Des nouvelles d'ailleurs

Les grands défis de l'environnement.

Ursus maritimus Le 21ème siècle va connaître une planète peuplée de 9 milliards d'individus avec une consommation gigantesque. Il faudrait déjà 7 terres si tous les hommes avaient le niveau de vie américain, 5 avec le niveau européen, 2,2 en moyenne mondiale.

4 défis environnementaux majeurs se posent : espace, ressources, pollutions et climat...



Photo du mois

Alain Desbrosse

Alain Desbrosse, bien camouflé sur notre photographie, effectue un travail de recherche pour le compte du ministère de l'environnement à St-Pierre et Miquelon où il a passé sept années.
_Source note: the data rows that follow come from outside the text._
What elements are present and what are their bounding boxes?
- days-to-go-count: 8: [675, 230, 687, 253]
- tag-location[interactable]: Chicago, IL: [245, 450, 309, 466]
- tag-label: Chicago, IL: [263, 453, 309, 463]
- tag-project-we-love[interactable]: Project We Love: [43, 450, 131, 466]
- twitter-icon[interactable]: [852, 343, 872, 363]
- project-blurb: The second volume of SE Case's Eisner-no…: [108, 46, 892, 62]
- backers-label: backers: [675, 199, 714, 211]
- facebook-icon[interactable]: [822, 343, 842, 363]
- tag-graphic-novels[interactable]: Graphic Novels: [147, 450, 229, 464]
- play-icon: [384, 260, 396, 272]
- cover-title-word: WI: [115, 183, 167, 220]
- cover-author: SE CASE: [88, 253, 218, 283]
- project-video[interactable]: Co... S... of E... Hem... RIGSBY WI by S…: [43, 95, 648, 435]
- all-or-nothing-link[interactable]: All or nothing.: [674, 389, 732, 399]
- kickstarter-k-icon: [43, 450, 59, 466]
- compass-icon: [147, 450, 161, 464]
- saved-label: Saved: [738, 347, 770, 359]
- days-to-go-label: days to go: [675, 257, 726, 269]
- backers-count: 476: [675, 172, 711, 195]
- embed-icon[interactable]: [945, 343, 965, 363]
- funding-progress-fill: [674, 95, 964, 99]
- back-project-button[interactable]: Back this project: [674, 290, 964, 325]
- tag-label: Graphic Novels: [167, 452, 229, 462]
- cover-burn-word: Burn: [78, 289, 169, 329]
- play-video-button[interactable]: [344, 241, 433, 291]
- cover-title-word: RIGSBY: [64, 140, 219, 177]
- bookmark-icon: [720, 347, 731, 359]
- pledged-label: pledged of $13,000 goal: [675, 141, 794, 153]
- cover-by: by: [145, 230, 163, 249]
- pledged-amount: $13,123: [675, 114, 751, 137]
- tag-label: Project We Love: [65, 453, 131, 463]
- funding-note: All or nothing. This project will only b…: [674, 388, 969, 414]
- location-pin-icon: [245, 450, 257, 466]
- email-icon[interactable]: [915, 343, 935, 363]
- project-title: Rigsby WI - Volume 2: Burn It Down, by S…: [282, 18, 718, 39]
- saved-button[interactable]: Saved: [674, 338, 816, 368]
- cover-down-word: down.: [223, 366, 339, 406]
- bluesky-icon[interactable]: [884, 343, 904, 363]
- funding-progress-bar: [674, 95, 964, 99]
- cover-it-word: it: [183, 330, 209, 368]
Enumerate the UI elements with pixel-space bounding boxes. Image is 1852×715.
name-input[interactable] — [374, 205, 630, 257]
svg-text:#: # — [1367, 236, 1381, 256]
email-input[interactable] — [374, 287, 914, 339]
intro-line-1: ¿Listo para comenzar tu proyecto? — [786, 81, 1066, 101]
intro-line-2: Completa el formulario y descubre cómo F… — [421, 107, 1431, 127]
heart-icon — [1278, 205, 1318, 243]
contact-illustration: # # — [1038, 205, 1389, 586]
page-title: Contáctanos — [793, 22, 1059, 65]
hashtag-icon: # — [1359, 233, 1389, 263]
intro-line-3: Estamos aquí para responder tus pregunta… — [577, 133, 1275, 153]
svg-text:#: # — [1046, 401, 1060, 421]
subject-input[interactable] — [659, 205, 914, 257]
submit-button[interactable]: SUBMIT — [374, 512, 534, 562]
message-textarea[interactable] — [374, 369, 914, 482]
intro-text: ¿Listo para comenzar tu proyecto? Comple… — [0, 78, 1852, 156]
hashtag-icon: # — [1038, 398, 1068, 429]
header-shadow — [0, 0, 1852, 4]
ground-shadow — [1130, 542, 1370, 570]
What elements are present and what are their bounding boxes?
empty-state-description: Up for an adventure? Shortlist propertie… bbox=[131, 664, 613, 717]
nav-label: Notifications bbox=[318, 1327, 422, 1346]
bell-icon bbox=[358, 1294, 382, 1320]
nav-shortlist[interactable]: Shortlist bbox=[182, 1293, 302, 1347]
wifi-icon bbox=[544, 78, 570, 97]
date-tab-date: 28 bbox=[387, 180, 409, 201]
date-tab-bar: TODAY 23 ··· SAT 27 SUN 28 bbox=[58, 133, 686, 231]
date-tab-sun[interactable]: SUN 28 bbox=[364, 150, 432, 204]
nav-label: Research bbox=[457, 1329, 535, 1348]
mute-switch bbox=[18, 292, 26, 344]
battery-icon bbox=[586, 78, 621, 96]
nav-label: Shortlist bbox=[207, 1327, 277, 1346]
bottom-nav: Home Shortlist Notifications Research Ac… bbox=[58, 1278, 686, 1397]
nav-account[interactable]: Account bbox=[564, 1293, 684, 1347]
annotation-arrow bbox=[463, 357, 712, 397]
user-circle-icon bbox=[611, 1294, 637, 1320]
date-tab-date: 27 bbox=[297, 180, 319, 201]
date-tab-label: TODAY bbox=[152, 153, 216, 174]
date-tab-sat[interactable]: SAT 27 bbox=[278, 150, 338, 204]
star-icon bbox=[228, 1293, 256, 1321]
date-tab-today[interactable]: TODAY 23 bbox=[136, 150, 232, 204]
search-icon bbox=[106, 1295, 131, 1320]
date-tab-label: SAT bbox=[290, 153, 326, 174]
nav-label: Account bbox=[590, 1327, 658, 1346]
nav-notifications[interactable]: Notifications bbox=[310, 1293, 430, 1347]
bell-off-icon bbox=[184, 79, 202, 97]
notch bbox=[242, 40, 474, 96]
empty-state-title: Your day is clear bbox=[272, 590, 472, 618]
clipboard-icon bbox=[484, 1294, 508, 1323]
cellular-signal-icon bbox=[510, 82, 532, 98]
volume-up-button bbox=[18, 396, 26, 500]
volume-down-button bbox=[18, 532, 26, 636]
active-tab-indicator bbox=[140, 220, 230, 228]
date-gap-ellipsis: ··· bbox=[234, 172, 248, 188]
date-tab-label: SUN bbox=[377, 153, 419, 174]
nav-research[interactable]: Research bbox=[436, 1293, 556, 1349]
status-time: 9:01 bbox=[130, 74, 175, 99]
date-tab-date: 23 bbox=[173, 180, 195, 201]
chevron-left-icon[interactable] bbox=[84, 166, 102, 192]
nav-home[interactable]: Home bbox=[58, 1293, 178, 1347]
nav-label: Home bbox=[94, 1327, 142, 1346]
Son livre "Les arbres remarquables de bourgogne" est disponible aux éditions de l'Escargot Savant pour 35 €.



Le Livre du mois / le film du mois

Atlas des poles L'Atlas des Pôles
Auteur : Eric Canobbio
Éditeur : Autrement

Souvent réunis dans une même perception des "mondes froids", le Grand Nord et le Grand Sud n'ont pourtant jamais cessé d'affirmer une identité propre.

L'Arctique, recouvert d'une banquise à l'extension saisonnière, abrite de nombreuses espèces animales. Les terres qui l'encerclent constituent une aire d'occupation pour des peuples autochtones, dont le défi actuel est d'inventer un modèle polaire de développement durable. Cette région est une des clefs de l'équilibre de la planète. Son réchauffement permet aux chercheurs de modéliser notre avenir climatique et sonne le retour des enjeux liés à l'exploitation des richesses boréales.

Quant à l'Antarctique, centré sur le pôle Sud, c'est un continent vide d'hommes, presque entièrement recouvert d'une calotte glaciaire, mais qui offre une biodiversité longtemps sous-évaluée. C'est au coeur de ce continent, sanctuarisé depuis 1959, que l'on put affirmer l'impact des sociétés humaines et des émissions de gaz à effet de serre dans les bouleversements climatiques majeurs que nous vivons.

Changement climatique, énergie, écologie humaine, développement et protection : ces régions concentrent les problèmes de l'avenir de la planète. En offrant au lecteur la possibilité de découvrir ces régions à la fois mythifiées et méconnues, cet atlas permet de comprendre comment le réchauffement climatique peut les modifier et d'analyser avec plus de clairvoyance les enjeux géostratégiques dont elles sont l'objet.


Des nouvelles de l'equipe

Carole Monnot
Au sein de l'équipe, au bureau, Carole Monnot a remplacé Sandrine Delgado, qui travaille maintenant en Espagne.

Carole s'occupe plus particulièrement des éditions menées par « l'Escargot Savant » créé en 2004 par Christian Kempf et qui publie 10 titres par an. Grande voyageuse (Australie, Maroc, Malaisie, Polynésie...), elle est passionnée par les arts, les chevaux (elle est cavalière en concours complets et sauts d'obstacles) et la nature. Après des études universitaires en art, histoire et patrimoine, à 32 ans, elle a un bagage d'assistante de direction, de coordinatrice et chargée de mission en projets culturels, et de chargée de communication. D'un contact facile, elle vous répondra régulièrement au téléphone et pour connaître plus encore nos voyages, elle participera à la croisière expédition «Tour du Spitzberg» du 12 au 23 août.